Di vinti ce ne sono parecchi

Il primo, per distacco, è Matteo Salvini, che pagherà un prezzo altissimo per il peccato di superbia nel quale è caduto, nella partita del Quirinale, pensando di potere dare lui le carte, pescandole da un mazzo truccato. Non per mancanza di onestà, ci mancherebbe altro, ma perché ha pensato di potere imporre a tutti - a cominciare dai suoi alleati - la sua linea, i suoi candidati. Una scelta che è stata politicamente sbagliata e che peserà sul futuro di Salvini e forse anche della Lega, che dovrà interrogarsi sul suo capo, che non ne imbrocca una da tempo immemorabile. 

Con lui, nella casella degli sconfitti, con un asterisco per la parola ''Belloni'', c'è Giuseppe Conte che ha confermato la sua impalpabilità politica, accodandosi a Salvini nell'indicazione del capo dei nostri servizi segreti, per poi ritrovarsi in un angolo per la posizione avversa (ma soprattutto determinante) di Luigi Di Maio. 

Giuseppe Conte è così: non si può dire nulla sulla sua onestà, ma deve ancora mangiare tanto pane e politica per contare veramente, in ossequio alla buona norma di parlare solo quando si conosce la materia. E un consiglio, a lui che è un parvenu della politica: quando parla, dica almeno qualcosa. 

Enrico Letta si potrebbe inserire tra i vincitori, ma il suo apparente distacco dalle cose di questo mondo sembrano proiettarlo in un universo di cui sfuggono gli obiettivi. Davanti a certe distorsioni della politica il suo aplomb sembra stonare, ma non gli si può certo chiedere di cambiare un atteggiamento, figlio di cultura ed educazione. Forse lo spettacolo sconclusionato messo in piedi da Salvini (e quindi anche Conte, nella vicenda Belloni) gli ha consigliato che la linea migliore era quello di lasciare il capo leghista strangolarsi con le sue mani. Cosa che è accaduta, quindi ha avuto ragione lui. 

Giorgia Meloni vive una condizione strana perché se ha, insieme agli altri del centrodestra, fallito l'obiettivo di portare al Quirinale un candidato di area, gli è stato inaspettatamente consegnato un successo a futura memoria, segnando prima le differenze, poi il distacco da un alleato in totale confusione al punto da inseguire le sempre pericolose sirene dell'autoreferenzialità, letali in politica. 

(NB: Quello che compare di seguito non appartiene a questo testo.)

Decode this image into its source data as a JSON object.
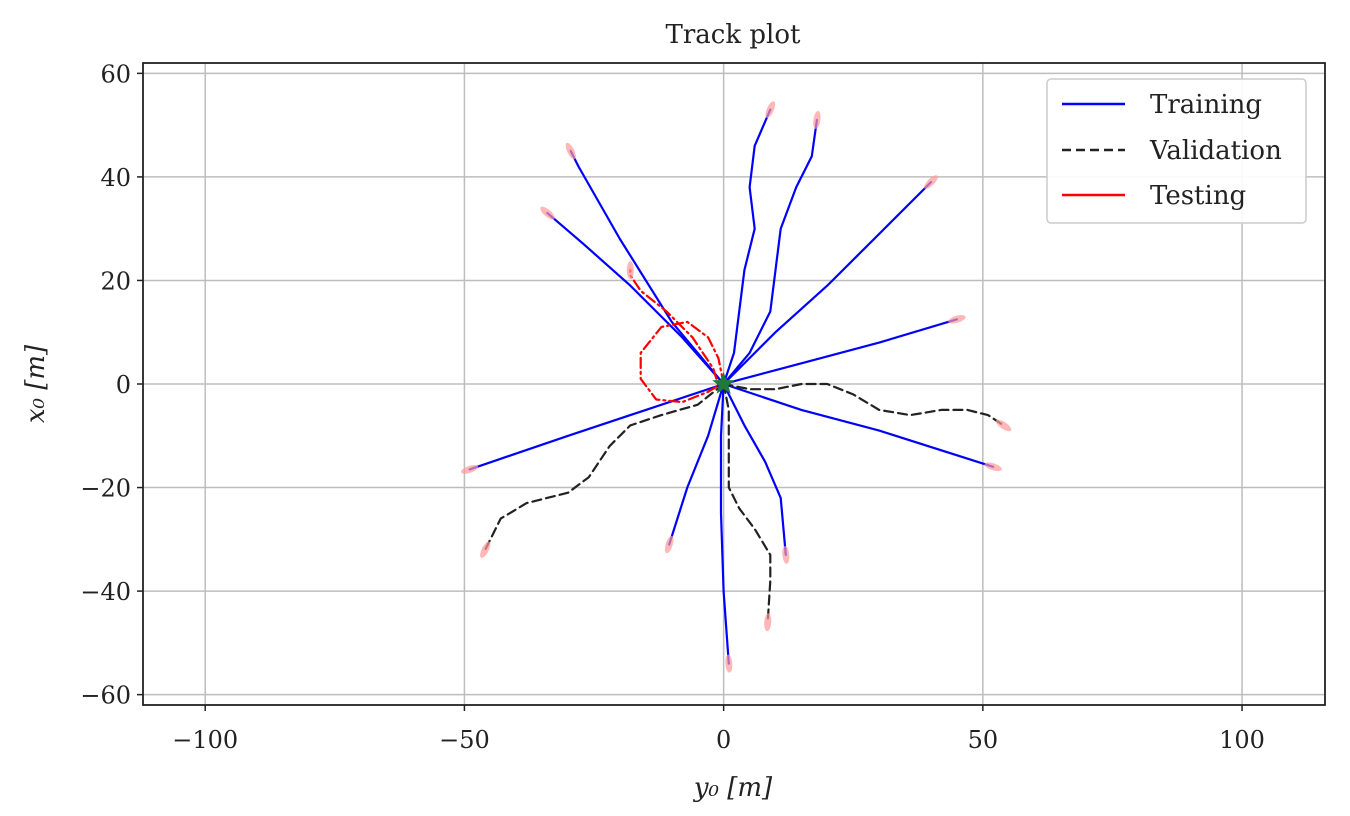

Di Forza Italia, sinceramente, non si riesce ad individuare l'uomo o la donna simbolo. Il partito, sotto shock per la vicenda della candidatura di Berlusconi, sembra avere perso il filo e, sino a quando non farà ordine al suo interno, resterà in balia di  lotte clandestine, gigli magici, badanti. 

E poi c'è Matteo Renzi che vince sempre, qualsiasi cosa dica o faccia. Almeno questa è l'impressione che offre sempre di sè. Beato lui.